The Bible Deserves the Benefit of the Doubt
One more benefit that comes from studying biblical difficulties and challenging biblical passages is that we are reminded, again and again, that the Bible deserves the benefit of the doubt. Of course, simply showing how one problem can be resolved doesn’t in itself prove the rest of the Bible to be true. That said, the Scriptures have for two thousand years weathered many such attacks. Again and again, when the objections have been presented and defences provided in response, the Bible has proven itself to be a trustworthy witness. Furthermore, archaeologists and historians continue to unearth new discoveries that corroborate the biblical record.
So, while I’m not saying every biblical difficulty has yet been definitively resolved, I am arguing that, given the Bible’s long track record of withstanding critical scrutiny, it certainly deserves the benefit of the doubt from those wondering about those issues that do still await complete answers. It’s for that reason that I think it might be helpful to provide a couple more brief examples of other biblical difficulties that have been used to challenge the Christian faith, but that have been resolved.
For our first example, let’s look at the question of the census that brought Joseph and Mary to Bethlehem for Jesus’ birth. Richard Dawkins, in his book The God Delusion, finds it ridiculously implausible that a census would require those enrolled to return to their ancestor’s birthplace, calling it a literary fiction by Luke:
So how to get them to Bethlehem at the crucial moment, to fulfill the prophecy? Luke says that, in the time when Cyrenius (Quirinius) was governor of Syria, Caesar Augustus decreed a census for taxation purposes, and everybody had to go “to his own city.” Joseph was “of the house and lineage of David” and therefore he had to go to “the city of David, which is called Bethlehem.” That must have seemed like a good solution. Except that historically it is complete nonsense, as A.N. Wilson in Jesus and Robin Lane Fox in The Unauthorized Version (among others) have pointed out. David, if he existed, lived nearly a thousand years before Mary and Joseph. Why on earth would the Romans have required Joseph to go to the city where a remote ancestor had lived a millennium earlier? (The God Delusion, p. 119)
Actually, far from being “complete nonsense,” requiring enrollees to return “home” was a normal practice during a Roman census—as the following example from 104 AD shows:
“Gaius Vibius Maximus, Prefect of Egypt (says): Seeing that the time has come for the house to house census, it is necessary to compel all those who for any cause whatsoever are residing out of their districts to return to their own homes, that they may both carry out the regular order of the census, and may also attend diligently to the cultivation of their allotments.” (Papyrus 904, The British Museum)

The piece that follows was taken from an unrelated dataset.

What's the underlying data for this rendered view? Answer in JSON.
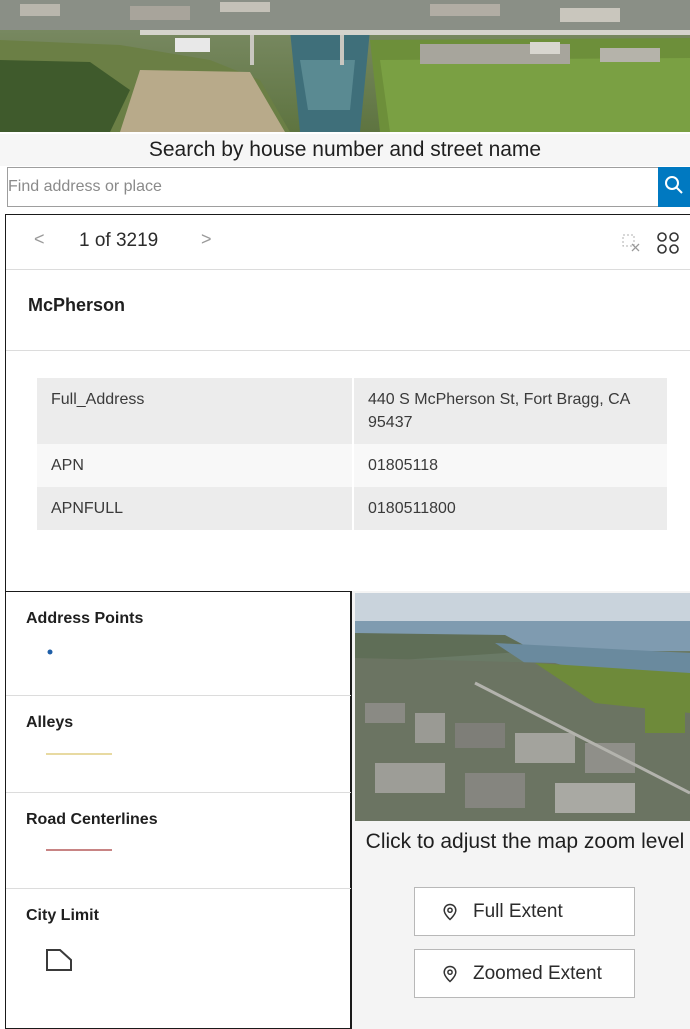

Oxyrhynchus Papyrus 255, a census declaration dating from 48 AD, corroborates the idea that Romans required non-residents to return home for censuses since the declaration stresses that “no one else is living with” the residents of the house—no “stranger,” “Roman citizen,” “Alexandrian,” “freedman,” or “Egyptian.”
A second alleged “error” is offered by Dawkins in his very next paragraph:
Moreover, Luke screws up his dating by tactlessly mentioning events that historians are capable of independently checking. There was indeed a census under Governor Quirinius – a local census, not one decreed by Caesar Augustus for the Empire as a whole – but it happened too late: in AD 6, long after Herod’s death. (The God Delusion, p. 119)

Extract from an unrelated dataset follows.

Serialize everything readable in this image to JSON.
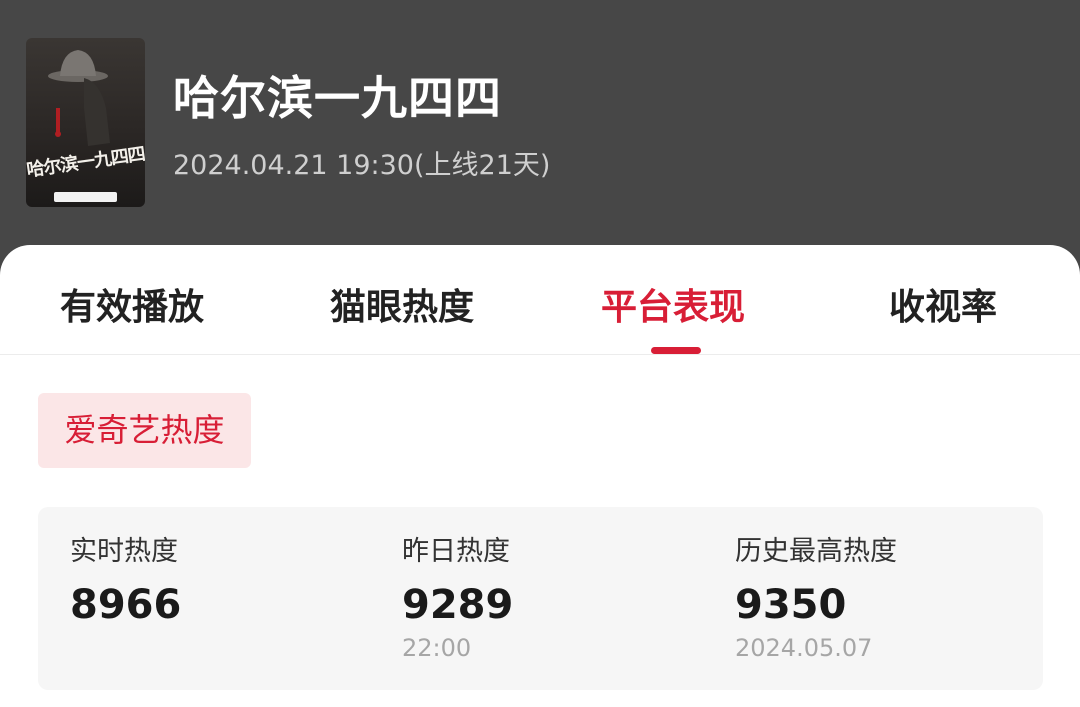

Just as with the genealogy issue, this particular biblical problem has been raised – and dealt with – before. As New Testament archaeologist John McRay once stated:
An eminent archaeologist named Jerry Vardaman has done a great deal of work in this regard. He has found a coin with the name of Quirinius on it in very small writing, or what we call 'micrographic' letters. This places him as proconsul of Syria and Cilicia from 11 B.C. until after the death of Herod…. It means that there were apparently two Quiriniuses…. The census would have taken place under the reign of the earlier Quirinius. Given the cycle of a census every fourteen years, that would work out quite well. (Strobel, The Case For Christ, pp. 101-102)
So one Quirinius was the governor of Syria after Herod’s death, and conducted a local census in AD 6; the other Quirinius was the proconsul (another governing position) of Syria much earlier and administered the Imperial census around 6 or 5 BC.

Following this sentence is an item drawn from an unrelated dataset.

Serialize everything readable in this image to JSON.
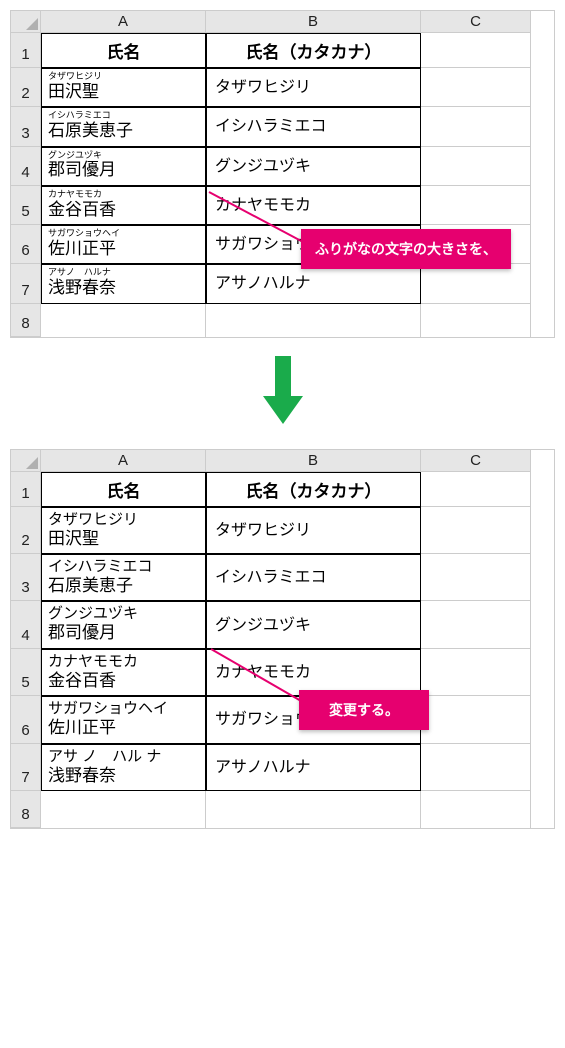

Again, while these two examples don’t themselves prove the entire Bible to be true, they do serve to underline the fact that the Gospels, which tell us about Jesus Christ, are trustworthy records of history. That trustworthiness has two important implications. First, since their authors, as careful as they were, viewed the rest of Scripture with such high regard, and since they present Jesus himself as having the greatest respect for the Bible, we would do well to listen. That, alone, underlines the point that the Bible deserves the benefit of the doubt. Even more, if they are trustworthy, their claim that Jesus of Nazareth rose from the dead and calls the world to repent and believe in him needs to be taken with the utmost seriousness.